Both Pitt and Parker had served Arnold well, and it would have been better for everyone if he had simply ended the relationships, but he could not bring himself to do so. Arnold takes issue with the idea that he blamed them for his professional difficulties. "Charlotte Parker was a hardworking woman who was killing herself for me, and Lou Pitt was a hardworking agent who was killing himself for me," he says. "That's the way it is.

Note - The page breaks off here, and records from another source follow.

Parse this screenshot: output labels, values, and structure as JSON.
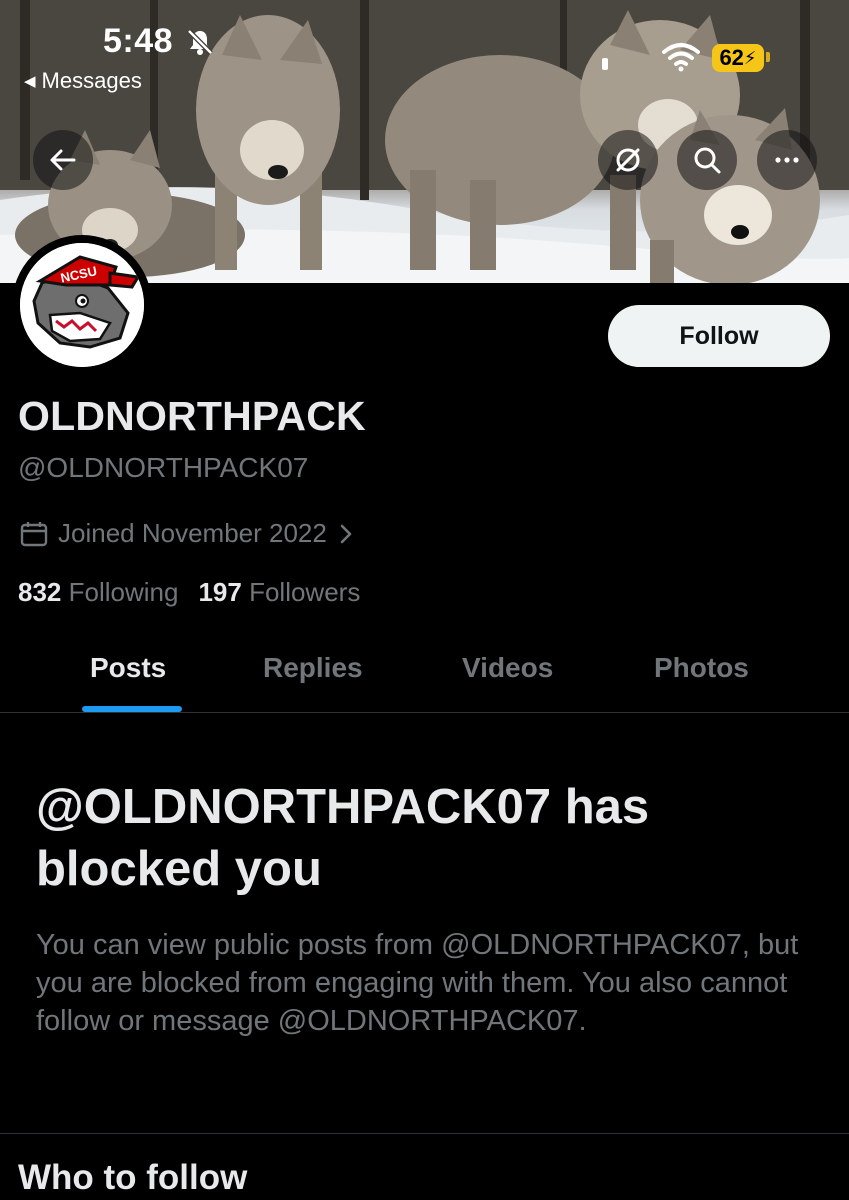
{
  "status_bar": {
    "time": "5:48",
    "back_app": "Messages",
    "battery": "62"
  },
  "profile": {
    "display_name": "OLDNORTHPACK",
    "handle": "@OLDNORTHPACK07",
    "joined": "Joined November 2022",
    "following_count": "832",
    "following_label": "Following",
    "followers_count": "197",
    "followers_label": "Followers",
    "follow_label": "Follow",
    "avatar_text": "NCSU"
  },
  "tabs": [
    {
      "label": "Posts",
      "active": true
    },
    {
      "label": "Replies",
      "active": false
    },
    {
      "label": "Videos",
      "active": false
    },
    {
      "label": "Photos",
      "active": false
    }
  ],
  "blocked": {
    "title": "@OLDNORTHPACK07 has blocked you",
    "body": "You can view public posts from @OLDNORTHPACK07, but you are blocked from engaging with them. You also cannot follow or message @OLDNORTHPACK07."
  },
  "section": {
    "who_to_follow": "Who to follow"
  },
  "colors": {
    "accent": "#1d9bf0",
    "muted_text": "#71767b",
    "primary_text": "#e7e9ea",
    "battery": "#f5c518"
  }
}
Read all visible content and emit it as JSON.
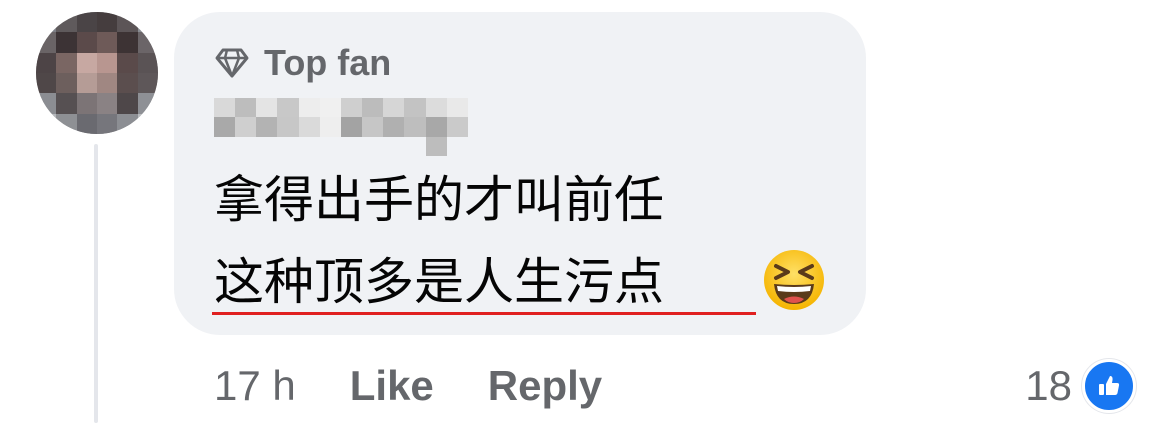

Everyone was trying to make winners, but you just can't make winners all the time."
Arnold distanced himself from Parker, made the publicist the convenient repository for his self-doubts, and blamed her for any less-than-stellar presentations in the media. In the early years, Parker had talked to Arnold almost every day, but now her phone calls were not always returned, and she often had to make decisions based on her own instincts. She was not getting his scripts to read any longer. He could be curt and mean to her, not only in private, but in situations in which others witnessed it.
Parker had been absolutely crucial to his rise to worldwide stardom. Together they had orchestrated a brilliant image campaign. He had paid her what any other public relations flack would have charged, but the salary she earned was hardly commensurate with all she had done for Arnold. Finally, after one rebuke too many, she left her longtime employer, staying loyal to him and his secrets. She continued in public relations, serving an impressive list of film and corporate clients.